Techniques for Generating Explanations

Prior studies often leverage white-box AI/ML techniques, such as decision trees and decision rules. The transparency of such white-box AI/ML techniques allows us to meaningfully understand the magnitude of the contribution of each metric on the learned outcomes by directly inspecting the model components. For example, the coefficients of each metric in a regression model, paths in a decision tree, or rules of a decision rule model

In contrast, white-box AI/ML techniques are often less accurate than complex black-box AI/ML techniques and often generate generic explanations (e.g., one decision node may cover 100 instances). Recently, model-agnostic techniques (e.g., LIME [RSG16b] and BreakDown [GB19]) have been used to explain the predictions of any black-box AI/ML models at an instance level. Below, we provide the definition of (1) model-specific techniques for generating global explanations and (2) model-agnostic techniques for generating local explanations.

../_images/techniques-overview.png

Fig. 1 An illustration of model-specific techniques for generating global explanations and model-agnostic techniques for generating local explanations.

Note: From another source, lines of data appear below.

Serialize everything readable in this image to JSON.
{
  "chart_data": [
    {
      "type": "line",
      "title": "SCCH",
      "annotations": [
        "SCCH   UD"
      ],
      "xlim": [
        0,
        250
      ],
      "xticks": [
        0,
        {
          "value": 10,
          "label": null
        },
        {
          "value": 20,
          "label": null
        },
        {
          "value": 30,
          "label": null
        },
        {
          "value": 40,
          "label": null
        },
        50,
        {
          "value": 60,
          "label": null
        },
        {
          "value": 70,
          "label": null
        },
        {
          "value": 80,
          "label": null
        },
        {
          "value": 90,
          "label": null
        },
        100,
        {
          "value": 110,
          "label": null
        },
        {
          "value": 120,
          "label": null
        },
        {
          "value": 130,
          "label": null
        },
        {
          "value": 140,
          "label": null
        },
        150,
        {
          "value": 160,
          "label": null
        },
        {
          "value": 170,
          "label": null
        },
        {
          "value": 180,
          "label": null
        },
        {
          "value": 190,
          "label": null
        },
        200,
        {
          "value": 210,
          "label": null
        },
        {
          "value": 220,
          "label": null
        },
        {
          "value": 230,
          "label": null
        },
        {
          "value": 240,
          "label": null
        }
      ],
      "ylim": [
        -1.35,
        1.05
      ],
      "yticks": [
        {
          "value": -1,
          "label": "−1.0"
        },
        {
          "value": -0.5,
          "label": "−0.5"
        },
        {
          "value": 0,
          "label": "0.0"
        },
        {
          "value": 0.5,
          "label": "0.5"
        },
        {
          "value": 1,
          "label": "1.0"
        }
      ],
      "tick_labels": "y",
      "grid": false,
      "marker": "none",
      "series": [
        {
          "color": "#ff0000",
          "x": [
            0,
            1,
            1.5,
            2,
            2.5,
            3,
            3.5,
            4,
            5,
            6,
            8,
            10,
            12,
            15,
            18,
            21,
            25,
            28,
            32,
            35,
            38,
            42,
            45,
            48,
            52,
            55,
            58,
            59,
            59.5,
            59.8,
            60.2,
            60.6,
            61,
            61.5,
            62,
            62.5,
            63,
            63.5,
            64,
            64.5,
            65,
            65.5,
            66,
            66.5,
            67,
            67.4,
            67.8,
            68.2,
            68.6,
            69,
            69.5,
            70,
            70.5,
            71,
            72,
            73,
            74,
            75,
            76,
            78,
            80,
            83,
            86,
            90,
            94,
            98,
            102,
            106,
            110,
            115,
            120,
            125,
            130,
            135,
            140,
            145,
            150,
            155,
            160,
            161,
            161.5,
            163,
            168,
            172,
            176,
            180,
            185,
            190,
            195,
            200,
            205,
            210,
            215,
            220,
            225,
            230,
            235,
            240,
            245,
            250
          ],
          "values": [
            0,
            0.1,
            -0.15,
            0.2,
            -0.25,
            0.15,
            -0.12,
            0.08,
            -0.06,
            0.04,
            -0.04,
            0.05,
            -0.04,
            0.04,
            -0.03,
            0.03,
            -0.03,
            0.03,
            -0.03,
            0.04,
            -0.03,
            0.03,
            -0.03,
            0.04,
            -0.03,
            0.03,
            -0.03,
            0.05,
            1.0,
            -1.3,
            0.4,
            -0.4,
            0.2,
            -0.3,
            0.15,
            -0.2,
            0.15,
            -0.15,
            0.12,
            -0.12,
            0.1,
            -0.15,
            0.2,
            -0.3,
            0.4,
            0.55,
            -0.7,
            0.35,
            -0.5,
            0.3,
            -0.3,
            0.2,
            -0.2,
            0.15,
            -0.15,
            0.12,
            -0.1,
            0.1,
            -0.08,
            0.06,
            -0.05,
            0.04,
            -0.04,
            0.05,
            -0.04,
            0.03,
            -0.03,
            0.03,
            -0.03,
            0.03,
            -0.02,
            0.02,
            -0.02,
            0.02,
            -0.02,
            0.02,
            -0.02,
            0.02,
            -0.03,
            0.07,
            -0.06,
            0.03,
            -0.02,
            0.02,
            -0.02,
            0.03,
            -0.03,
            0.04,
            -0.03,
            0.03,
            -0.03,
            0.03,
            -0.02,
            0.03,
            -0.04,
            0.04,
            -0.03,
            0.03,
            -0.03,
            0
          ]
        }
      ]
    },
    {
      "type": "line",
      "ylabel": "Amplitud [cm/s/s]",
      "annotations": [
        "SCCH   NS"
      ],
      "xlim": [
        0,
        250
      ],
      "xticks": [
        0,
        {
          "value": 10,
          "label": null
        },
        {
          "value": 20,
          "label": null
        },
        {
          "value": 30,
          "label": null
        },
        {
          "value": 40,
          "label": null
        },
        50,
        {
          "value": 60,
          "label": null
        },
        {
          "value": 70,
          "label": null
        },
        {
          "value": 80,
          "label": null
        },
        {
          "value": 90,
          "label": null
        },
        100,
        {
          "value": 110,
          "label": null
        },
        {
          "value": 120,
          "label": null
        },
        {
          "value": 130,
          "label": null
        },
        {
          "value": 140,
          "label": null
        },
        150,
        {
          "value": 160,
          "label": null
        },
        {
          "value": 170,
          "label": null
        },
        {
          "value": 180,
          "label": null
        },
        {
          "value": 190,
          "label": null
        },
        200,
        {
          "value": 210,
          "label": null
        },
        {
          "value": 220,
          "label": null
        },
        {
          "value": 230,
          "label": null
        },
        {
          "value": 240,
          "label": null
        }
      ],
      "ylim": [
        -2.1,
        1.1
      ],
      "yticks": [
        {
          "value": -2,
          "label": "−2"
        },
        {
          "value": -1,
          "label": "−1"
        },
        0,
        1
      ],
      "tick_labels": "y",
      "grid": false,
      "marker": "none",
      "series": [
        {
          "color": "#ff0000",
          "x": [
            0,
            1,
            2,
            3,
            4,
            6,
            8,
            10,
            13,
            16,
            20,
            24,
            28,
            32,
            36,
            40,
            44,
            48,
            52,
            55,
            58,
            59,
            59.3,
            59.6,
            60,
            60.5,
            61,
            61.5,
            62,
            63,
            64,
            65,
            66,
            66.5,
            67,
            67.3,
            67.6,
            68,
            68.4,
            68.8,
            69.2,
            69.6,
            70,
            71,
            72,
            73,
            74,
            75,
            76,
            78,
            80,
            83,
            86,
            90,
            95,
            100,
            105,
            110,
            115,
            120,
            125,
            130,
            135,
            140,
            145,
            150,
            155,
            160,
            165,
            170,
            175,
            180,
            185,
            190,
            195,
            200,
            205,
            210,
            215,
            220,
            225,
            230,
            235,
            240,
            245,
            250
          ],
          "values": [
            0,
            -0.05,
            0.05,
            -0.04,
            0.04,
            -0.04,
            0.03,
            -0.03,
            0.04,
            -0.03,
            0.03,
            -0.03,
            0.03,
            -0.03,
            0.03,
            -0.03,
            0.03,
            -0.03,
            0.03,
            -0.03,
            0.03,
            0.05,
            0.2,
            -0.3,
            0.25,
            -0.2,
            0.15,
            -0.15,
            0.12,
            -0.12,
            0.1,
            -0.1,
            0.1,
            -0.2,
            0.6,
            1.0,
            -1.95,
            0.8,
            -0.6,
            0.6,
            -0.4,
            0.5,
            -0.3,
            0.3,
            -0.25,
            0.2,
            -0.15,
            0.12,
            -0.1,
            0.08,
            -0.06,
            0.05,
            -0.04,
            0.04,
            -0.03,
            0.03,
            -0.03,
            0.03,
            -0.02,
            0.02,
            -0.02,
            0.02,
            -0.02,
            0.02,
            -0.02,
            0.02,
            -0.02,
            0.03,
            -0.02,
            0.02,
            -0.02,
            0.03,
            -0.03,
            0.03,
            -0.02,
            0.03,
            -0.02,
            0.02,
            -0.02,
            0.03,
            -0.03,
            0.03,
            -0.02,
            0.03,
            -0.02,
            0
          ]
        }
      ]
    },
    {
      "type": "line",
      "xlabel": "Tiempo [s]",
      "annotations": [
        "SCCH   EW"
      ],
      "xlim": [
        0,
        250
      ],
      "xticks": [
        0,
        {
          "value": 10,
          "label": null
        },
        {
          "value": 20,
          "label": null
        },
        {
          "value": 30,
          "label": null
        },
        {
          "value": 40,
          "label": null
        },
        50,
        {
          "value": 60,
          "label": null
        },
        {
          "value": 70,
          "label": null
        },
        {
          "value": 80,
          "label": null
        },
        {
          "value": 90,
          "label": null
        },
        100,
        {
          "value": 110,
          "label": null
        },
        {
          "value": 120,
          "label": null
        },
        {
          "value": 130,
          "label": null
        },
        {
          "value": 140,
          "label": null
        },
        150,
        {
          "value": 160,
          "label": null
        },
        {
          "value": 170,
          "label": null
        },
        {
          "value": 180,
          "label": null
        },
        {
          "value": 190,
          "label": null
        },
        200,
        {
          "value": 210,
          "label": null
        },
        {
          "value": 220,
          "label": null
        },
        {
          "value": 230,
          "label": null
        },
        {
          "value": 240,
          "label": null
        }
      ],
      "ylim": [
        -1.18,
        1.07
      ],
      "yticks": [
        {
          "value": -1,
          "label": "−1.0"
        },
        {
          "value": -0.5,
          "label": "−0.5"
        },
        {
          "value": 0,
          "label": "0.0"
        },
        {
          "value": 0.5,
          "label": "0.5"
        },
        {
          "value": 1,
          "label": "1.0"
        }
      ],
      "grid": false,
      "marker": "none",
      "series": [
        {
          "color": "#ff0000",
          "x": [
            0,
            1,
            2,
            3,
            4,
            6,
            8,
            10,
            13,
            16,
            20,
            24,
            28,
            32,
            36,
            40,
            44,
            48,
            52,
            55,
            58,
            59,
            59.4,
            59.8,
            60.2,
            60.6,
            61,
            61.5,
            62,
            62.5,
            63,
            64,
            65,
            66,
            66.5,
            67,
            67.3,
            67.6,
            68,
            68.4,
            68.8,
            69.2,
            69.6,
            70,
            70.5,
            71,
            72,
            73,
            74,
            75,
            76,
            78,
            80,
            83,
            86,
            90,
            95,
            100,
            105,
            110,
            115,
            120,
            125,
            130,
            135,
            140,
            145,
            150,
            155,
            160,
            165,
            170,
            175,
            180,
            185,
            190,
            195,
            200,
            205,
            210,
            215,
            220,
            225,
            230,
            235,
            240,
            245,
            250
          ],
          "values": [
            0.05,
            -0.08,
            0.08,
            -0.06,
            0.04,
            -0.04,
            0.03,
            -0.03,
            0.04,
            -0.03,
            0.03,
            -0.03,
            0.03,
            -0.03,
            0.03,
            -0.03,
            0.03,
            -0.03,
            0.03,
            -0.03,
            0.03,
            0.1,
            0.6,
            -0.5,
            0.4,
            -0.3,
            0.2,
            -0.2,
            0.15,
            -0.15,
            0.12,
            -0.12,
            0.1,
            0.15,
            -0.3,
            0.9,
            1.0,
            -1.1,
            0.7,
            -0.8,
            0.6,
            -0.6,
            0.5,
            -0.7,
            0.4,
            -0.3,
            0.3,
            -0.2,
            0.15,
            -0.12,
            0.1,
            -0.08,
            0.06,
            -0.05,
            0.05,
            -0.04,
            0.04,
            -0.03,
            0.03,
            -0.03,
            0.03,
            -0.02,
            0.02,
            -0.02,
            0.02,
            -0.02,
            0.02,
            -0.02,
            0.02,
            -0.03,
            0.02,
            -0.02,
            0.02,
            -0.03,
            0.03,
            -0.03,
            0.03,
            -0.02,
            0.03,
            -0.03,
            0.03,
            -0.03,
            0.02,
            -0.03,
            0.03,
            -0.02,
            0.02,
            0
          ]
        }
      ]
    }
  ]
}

Model-specific explanation techniques focus on explaining the entire decision-making process of a specific black-box model. For example, an ANOVA analysis for logistic regression and a variable importance analysis for random forests. However, such global explanations are often derived from black-box models that are constructed from training data, which are not specific enough to explain an individual prediction.

Model-agnostic techniques (i.e., local explanation techniques), on the other hand, focus on explaining an individual prediction by diagnosing a black-box model. Unlike model-specific explanation techniques described above, the great advantage of model-agnostic techniques is their flexibility. Such model-agnostic techniques can (1) interpret any classification techniques (e.g., regression, random forest, and neural networks); (2) are not limited to a certain form of explanations (e.g., feature importance or rules); and (3) are able to process any input data (e.g., features, words, and images [RSG16a]).